Par opposition, les juridictions britanniques ont par exemple adopté une approche plus pragmatique en retenant l’existence d’un pouvoir de négociation à l’intermédiaire dont le rôle est limité à la présentation des marchandises et à la suggestion de prix possibles sous réserve de validation par son mandant [2].
De la même manière, les transpositions allemandes et polonaises de la notion de négociation figurant dans la directive européenne se traduisent par le fait de « servir d’intermédiaire », sans référence à de quelconques pouvoirs d’influer sur les conditions de vente du mandant.
Ces divergences illustrent les difficultés d’interprétation inhérentes à cette notion cruciale de pouvoir de négociation de l’agent commercial, dont l’enjeu est de taille puisqu’elle conditionne l’applicabilité du statut protecteur de l’agent commercial, ayant notamment pour corollaire l’allocation à ce dernier d’une généreuse indemnité de fin de contrat.
Du fait des difficultés d’interprétation de cette notion, le pouvoir de négociation de l’agent commercial a été au centre d’un abondant contentieux, à l’occasion de ruptures de relations dont le cadre contractuel était incertain, l’intermédiaire cherchant à bénéficier du statut d’agent commercial et son cocontractant s’y opposant.
2. L’approche restrictive de la jurisprudence française dans la définition du pouvoir de négociation de l’agent commercial.
Au fil des années, la jurisprudence française s’est orientée vers une interprétation de plus en plus restrictive du pouvoir de négociation de l’agent commercial, souvent défini comme la marge de manœuvre de l’agent commercial permettant d’aménager les conditions contractuelles de l’opération à intervenir avec son mandant, c’est à dire la possibilité de ce dernier d’influer de manière effective sur une partie au moins de l’opération économique.
Certains juges du fond, entrés en résistance, ont tenté, en vain, d’assouplir cette conception stricte.

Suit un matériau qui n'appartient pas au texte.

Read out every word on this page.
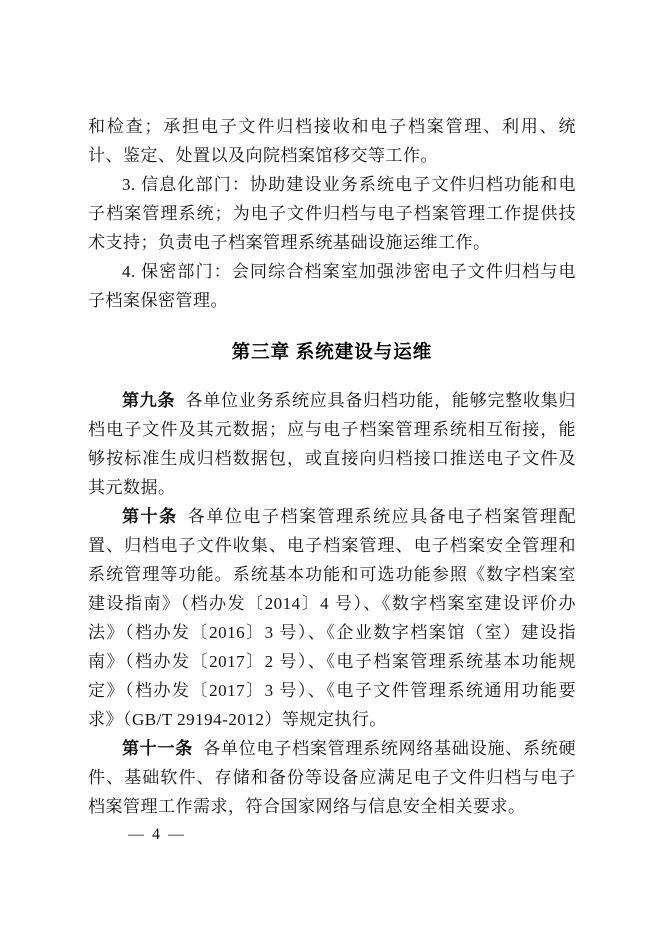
和检查；承担电子文件归档接收和电子档案管理、利用、统计、鉴定、处置以及向院档案馆移交等工作。

3. 信息化部门：协助建设业务系统电子文件归档功能和电子档案管理系统；为电子文件归档与电子档案管理工作提供技术支持；负责电子档案管理系统基础设施运维工作。

4. 保密部门：会同综合档案室加强涉密电子文件归档与电子档案保密管理。

第三章 系统建设与运维

第九条 各单位业务系统应具备归档功能，能够完整收集归档电子文件及其元数据；应与电子档案管理系统相互衔接，能够按标准生成归档数据包，或直接向归档接口推送电子文件及其元数据。

第十条 各单位电子档案管理系统应具备电子档案管理配置、归档电子文件收集、电子档案管理、电子档案安全管理和系统管理等功能。系统基本功能和可选功能参照《数字档案室建设指南》（档办发〔2014〕4 号）、《数字档案室建设评价办法》（档办发〔2016〕3 号）、《企业数字档案馆（室）建设指南》（档办发〔2017〕2 号）、《电子档案管理系统基本功能规定》（档办发〔2017〕3 号）、《电子文件管理系统通用功能要求》（GB/T 29194-2012）等规定执行。

第十一条 各单位电子档案管理系统网络基础设施、系统硬件、基础软件、存储和备份等设备应满足电子文件归档与电子档案管理工作需求，符合国家网络与信息安全相关要求。

— 4 —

Ainsi, le 30 mai 2013, la Cour d’appel de Paris avait reconnu le bénéfice du statut des agents commerciaux à un intermédiaire ayant eu la faculté d’offrir aux meilleurs clients le financement de leur participation à des congrès internationaux, considérant que « ces cadeaux représentaient une valeur financière indiscutable et constituaient un outil de négociation à la disposition de l’agent commercial ».
Fidèle à son approche restrictive, la Cour de cassation avait annulé cette décision en retenant essentiellement que les prix et conditions de vente étaient fixés par un tarif officiel du fournisseur et que l’intermédiaire ne pouvait, sauf à perdre sa commission, accorder une remise [3].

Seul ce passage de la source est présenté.